As most of my readers know I have been winter training a few late-breds for the last two years. The 2016 season will be the year of reckoning for them. These 2014 winter trained late-breds have been tossed singly or in pairs from relatively short distances for the last two seasons. (80-90 miles maximum)  The 2014 birds, will be entered in cross channel NFC races this year, it will be their first experience of actual racing. Some will no doubt fail but (fingers crossed) I hope some of them will come through and make good pigeons.  I might even find a champion if I am lucky. I expect the best of them to race in the NFC Saintes race in July - a distance of 532 miles to my loft here in Stockport. The proportion that survives will be interesting.

 

My other pet subject, apart from 'late-breds' is the Importance of the group or more directly the importance of flock behavior in pigeons.  I have been to many moots over the years and I cannot ever remember the subject ever coming up or a question being asked about it. Yet, understanding the 'flock' is probably the most important thing in how pigeons race, navigate, fly fast or avoid getting lost. Strangely enough late-breds and flock behavior are linked. I will attempt to explain why.

 

Late youngsters, or 'Late-breds' as they are commonly called, are never bred in great numbers. In most lofts only a few are reared simply because of the degree of patience required to get the best out of them in later life is frustrating. Some fanciers explicitly pit themselves against the 'late-bred' and will confidently announce to anyone who will listen, late-breds are rubbish.  Others like myself take an entirely opposite view. We think they can be special.

  

The fact that only a few late-breads are reared each year, when the few that are reared start running (if they run at all) - they rush about in tiny groups usually in an empty sky with hardly any other pigeons about. Small kits of late-bred pigeons running like all youngsters tend to do, is a tremendous asset for later life.

 

 

These early lessons reap dividends when they have to compete in long 'National' races two years down the line.  The experience of running in a tiny flock when young helps them to gain enough confidence to fly on their own or in tiny groups later in life. It gives them the confidence to pull away from the majority as have to do in International races when good pigeons are forced to pull out of thousands that are going into Belgium and The Netherlands.  Really good pigeons in National and International races often have to finish their journey alone. The very best can and do fly for the last hundred or more miles as single pigeons.  These are real champions.

 

A flock of pigeons the natural behavior characteristic of all pigeons we either use it or we try to break it down.

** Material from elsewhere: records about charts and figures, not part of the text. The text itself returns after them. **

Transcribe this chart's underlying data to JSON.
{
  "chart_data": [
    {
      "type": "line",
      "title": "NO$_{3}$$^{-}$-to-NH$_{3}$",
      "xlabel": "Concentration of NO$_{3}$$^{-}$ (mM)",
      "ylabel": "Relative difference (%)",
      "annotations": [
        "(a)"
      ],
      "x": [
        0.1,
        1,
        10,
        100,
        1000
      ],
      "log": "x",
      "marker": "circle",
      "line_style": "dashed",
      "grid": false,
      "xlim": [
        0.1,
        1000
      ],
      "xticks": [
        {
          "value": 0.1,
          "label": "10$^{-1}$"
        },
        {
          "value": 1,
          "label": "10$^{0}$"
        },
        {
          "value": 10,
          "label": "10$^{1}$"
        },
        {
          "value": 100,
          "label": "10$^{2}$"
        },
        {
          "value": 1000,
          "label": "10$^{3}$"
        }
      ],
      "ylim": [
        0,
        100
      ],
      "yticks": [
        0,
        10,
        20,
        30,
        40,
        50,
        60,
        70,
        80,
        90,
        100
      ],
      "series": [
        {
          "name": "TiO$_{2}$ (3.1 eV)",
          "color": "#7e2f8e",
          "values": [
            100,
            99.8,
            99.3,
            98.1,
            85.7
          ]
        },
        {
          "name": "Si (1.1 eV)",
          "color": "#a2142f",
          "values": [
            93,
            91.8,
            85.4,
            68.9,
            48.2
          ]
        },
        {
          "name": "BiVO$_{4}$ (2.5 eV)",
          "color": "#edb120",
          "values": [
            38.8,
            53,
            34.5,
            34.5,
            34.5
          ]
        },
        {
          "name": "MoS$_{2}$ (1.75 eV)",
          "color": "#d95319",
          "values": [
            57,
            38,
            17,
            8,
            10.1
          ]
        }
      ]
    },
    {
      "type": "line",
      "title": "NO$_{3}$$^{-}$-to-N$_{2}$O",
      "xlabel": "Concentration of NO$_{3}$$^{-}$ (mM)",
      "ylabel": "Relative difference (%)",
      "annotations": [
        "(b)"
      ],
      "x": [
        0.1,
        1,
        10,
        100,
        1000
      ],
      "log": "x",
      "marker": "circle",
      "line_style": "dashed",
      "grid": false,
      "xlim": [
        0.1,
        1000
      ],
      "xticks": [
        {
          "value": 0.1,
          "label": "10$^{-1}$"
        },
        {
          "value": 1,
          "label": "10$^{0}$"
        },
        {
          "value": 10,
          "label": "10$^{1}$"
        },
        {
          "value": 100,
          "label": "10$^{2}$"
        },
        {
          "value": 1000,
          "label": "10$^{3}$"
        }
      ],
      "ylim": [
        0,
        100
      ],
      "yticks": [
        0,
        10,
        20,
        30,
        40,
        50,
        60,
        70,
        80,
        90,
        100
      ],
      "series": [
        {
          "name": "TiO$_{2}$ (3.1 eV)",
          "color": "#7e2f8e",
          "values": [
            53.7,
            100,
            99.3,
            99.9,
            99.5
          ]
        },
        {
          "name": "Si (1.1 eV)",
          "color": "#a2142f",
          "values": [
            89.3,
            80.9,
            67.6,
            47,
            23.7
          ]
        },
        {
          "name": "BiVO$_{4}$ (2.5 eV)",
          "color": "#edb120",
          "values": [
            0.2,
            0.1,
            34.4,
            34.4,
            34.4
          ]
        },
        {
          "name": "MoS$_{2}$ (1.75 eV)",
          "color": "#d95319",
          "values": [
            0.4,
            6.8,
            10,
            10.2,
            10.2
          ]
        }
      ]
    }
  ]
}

Both ways are aspects of this intriguing sport of ours.

Of course the opposite is true in sprint flying. They (sprint fanciers) should not breed late-breds at all and should definitely not encourage them to fly alone.  This is because speed not navigation is the aim of the game. Lone pigeons do not fly as fast as groups of pigeons.  What the true sprint man should be attempting to do is to encourage flock behavior but more importantly for the flock he has encouraged to be able to recognize each other in the air join up and break immediately for home without circling.  Top Sprint fanciers treat their pigeons as groups or as a single flock unit.

 

Following this method the sprint fancier can often boast to having the first ten or even more in a federation race, especially on a good clear day in a head wind. Occasionally a really fit and well motivated pigeon from another loft will break with them and steal their thunder but this is rare and the stranger will almost always be from a location very close to the designed flock who are flying at great speed  as a group. In short the sprint fancier has to encourage flock flying and group navigation while the long distance man has to encourage lone flying and lone navigation. How they both do it is the BIG SECRET but the sprint man must have either a dedicated willing wife or an equally hard working available partner to do this sort of thing. It is impossible to train a group of sprint pigeons by oneself because you cannot be at the home end and the liberation site at the same time.  The work is too intensive for one man or one woman, it needs a partnership.

 

2016 could hopefully be my year I know my late-bred and flock theories are somewhat contentious and not for everyone but without contentious ideas this pigeon game becomes repetitive useless and close to being boring.